Essa conquista não surge do nada. Ela reflete a evolução de projetos educativos do MST, que desde os anos 1980 priorizam a educação como ferramenta de empoderamento e transformação social. Com o credenciamento via Portaria MEC nº 68, de 23 de janeiro de 2026, a faculdade ganha autonomia administrativa e pedagógica, permitindo a oferta direta de cursos de graduação sem depender exclusivamente de parcerias com universidades públicas.

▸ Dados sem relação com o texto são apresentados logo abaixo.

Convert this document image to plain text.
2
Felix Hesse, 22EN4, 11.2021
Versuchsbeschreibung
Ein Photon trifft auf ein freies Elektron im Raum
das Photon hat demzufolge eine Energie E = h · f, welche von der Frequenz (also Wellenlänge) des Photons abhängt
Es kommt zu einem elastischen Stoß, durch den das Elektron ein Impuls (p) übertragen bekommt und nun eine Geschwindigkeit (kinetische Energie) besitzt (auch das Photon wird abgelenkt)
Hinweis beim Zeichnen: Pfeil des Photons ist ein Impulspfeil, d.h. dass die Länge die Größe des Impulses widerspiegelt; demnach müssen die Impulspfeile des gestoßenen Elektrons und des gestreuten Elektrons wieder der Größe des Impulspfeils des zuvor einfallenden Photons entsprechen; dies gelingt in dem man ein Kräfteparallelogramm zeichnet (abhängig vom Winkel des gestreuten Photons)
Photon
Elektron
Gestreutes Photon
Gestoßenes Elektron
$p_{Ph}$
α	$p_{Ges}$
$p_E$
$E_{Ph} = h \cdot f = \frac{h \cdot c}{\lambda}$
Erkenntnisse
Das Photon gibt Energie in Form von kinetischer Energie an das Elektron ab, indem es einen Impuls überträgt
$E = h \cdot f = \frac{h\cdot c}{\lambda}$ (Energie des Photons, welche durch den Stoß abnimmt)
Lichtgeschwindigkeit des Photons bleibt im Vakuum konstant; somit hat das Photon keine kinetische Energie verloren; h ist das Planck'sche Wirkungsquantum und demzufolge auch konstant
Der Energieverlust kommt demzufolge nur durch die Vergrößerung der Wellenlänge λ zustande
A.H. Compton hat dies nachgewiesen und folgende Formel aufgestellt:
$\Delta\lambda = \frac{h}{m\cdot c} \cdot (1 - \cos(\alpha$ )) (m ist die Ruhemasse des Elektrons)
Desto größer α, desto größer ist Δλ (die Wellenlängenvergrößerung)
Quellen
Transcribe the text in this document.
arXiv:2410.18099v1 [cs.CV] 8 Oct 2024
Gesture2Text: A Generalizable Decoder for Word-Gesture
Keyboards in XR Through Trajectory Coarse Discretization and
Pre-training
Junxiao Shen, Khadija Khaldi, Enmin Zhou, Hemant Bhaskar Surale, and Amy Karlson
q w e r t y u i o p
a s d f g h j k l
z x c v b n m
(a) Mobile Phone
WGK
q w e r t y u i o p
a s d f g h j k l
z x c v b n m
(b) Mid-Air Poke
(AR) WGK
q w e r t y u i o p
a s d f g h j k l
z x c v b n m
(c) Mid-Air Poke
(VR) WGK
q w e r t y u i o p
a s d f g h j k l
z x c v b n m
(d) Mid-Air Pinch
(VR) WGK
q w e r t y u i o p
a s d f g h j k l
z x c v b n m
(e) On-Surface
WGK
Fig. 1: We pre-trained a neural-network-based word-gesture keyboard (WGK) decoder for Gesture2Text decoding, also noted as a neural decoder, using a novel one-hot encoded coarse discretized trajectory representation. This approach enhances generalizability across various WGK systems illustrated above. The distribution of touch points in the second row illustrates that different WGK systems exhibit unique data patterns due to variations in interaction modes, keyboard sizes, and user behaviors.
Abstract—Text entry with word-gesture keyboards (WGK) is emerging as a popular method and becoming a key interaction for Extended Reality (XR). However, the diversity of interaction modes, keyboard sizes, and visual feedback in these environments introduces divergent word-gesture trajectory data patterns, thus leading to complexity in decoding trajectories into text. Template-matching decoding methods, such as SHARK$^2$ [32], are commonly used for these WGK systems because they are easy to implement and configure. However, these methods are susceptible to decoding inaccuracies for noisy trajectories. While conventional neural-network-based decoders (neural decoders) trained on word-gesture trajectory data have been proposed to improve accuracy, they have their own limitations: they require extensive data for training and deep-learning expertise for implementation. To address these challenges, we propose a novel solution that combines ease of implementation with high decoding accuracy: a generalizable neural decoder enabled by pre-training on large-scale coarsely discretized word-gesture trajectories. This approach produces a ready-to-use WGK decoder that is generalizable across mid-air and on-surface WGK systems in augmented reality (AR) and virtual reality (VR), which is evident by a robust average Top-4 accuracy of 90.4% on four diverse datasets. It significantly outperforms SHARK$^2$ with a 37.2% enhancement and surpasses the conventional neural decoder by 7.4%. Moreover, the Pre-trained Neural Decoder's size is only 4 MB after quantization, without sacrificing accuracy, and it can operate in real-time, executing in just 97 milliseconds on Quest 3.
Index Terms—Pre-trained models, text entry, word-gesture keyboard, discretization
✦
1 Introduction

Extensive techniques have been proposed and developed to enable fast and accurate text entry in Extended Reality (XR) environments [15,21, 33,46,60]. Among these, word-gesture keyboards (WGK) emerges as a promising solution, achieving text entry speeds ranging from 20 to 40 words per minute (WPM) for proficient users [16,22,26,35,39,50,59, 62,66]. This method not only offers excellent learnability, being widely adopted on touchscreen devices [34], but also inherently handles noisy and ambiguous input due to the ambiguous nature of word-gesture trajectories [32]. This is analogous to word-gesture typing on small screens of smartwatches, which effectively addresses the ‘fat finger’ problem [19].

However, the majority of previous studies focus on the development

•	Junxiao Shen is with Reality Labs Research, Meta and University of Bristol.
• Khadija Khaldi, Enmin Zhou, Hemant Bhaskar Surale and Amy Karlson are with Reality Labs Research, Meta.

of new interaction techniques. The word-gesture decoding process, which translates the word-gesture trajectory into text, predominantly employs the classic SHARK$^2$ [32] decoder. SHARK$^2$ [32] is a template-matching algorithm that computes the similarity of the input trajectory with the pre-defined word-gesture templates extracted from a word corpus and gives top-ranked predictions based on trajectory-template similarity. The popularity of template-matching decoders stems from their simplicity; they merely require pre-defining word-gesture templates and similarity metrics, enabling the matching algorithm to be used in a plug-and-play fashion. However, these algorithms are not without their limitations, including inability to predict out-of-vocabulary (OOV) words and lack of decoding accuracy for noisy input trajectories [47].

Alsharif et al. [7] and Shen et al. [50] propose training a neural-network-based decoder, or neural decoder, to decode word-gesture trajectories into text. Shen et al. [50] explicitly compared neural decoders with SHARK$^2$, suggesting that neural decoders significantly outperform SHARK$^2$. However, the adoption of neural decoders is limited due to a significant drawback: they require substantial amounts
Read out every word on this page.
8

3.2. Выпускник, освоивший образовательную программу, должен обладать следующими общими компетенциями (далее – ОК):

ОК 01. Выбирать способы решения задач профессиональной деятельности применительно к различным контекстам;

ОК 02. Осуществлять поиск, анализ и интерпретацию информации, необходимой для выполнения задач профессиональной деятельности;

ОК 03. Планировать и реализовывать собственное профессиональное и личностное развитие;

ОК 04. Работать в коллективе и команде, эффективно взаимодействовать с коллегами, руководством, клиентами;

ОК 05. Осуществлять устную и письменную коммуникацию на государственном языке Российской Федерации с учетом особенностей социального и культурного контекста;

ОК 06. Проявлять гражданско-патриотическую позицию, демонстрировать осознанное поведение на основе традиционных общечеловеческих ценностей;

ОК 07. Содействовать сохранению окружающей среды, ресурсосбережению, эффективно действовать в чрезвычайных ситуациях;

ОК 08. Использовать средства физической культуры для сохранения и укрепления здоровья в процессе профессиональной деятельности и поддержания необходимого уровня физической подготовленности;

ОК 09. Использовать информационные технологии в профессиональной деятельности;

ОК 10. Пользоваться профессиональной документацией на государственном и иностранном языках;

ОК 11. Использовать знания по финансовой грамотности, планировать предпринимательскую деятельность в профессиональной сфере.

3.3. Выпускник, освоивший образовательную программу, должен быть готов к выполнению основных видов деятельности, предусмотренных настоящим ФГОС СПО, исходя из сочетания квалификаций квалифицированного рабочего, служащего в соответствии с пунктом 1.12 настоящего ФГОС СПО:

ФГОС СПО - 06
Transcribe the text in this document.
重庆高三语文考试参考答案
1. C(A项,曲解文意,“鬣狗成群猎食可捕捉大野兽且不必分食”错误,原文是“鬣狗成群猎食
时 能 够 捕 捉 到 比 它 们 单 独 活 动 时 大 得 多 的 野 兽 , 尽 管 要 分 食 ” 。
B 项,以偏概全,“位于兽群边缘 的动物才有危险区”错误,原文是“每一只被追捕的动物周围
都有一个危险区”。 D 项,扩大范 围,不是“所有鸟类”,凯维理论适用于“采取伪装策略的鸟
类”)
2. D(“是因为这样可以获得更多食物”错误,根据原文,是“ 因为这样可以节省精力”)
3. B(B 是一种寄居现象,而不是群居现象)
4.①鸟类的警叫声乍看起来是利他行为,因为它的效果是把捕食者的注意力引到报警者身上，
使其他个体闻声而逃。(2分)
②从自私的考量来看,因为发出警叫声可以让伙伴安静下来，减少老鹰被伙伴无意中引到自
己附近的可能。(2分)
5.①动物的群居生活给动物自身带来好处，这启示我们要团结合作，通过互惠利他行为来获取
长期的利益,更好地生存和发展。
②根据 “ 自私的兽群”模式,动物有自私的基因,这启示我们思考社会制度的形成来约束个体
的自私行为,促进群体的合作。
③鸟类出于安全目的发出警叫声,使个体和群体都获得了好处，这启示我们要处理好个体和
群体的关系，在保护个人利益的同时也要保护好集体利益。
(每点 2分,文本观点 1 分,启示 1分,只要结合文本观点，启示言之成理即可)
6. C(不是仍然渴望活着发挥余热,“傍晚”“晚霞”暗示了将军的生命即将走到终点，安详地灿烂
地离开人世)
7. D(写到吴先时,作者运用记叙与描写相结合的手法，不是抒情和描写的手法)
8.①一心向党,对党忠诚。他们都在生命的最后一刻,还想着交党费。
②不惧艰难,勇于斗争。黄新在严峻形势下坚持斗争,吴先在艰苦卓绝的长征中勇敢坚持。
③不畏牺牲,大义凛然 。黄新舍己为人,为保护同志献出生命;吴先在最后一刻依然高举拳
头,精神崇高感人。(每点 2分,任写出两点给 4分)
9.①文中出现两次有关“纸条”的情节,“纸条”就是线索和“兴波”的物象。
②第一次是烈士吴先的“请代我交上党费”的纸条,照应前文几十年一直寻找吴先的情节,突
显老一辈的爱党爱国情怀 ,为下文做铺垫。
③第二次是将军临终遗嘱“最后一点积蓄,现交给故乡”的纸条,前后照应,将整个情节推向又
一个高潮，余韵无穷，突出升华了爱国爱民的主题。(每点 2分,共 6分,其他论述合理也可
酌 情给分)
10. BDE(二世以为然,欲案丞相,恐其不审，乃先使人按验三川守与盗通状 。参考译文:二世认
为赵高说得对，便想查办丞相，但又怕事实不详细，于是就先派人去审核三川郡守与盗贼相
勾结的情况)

A Trajetória Educacional do MST e o Nascimento do Instituto Josué de Castro
O MST, fundado em 1984, sempre enxergou a educação como pilar fundamental de sua luta pela reforma agrária. Inicialmente, o movimento criou escolas itinerantes para acompanhar acampamentos de sem-terra e, posteriormente, escolas em assentamentos, atendendo milhares de crianças e adultos. Esses espaços incorporaram a 'pedagogia sem-terra', que integra estudo, trabalho produtivo e militância política.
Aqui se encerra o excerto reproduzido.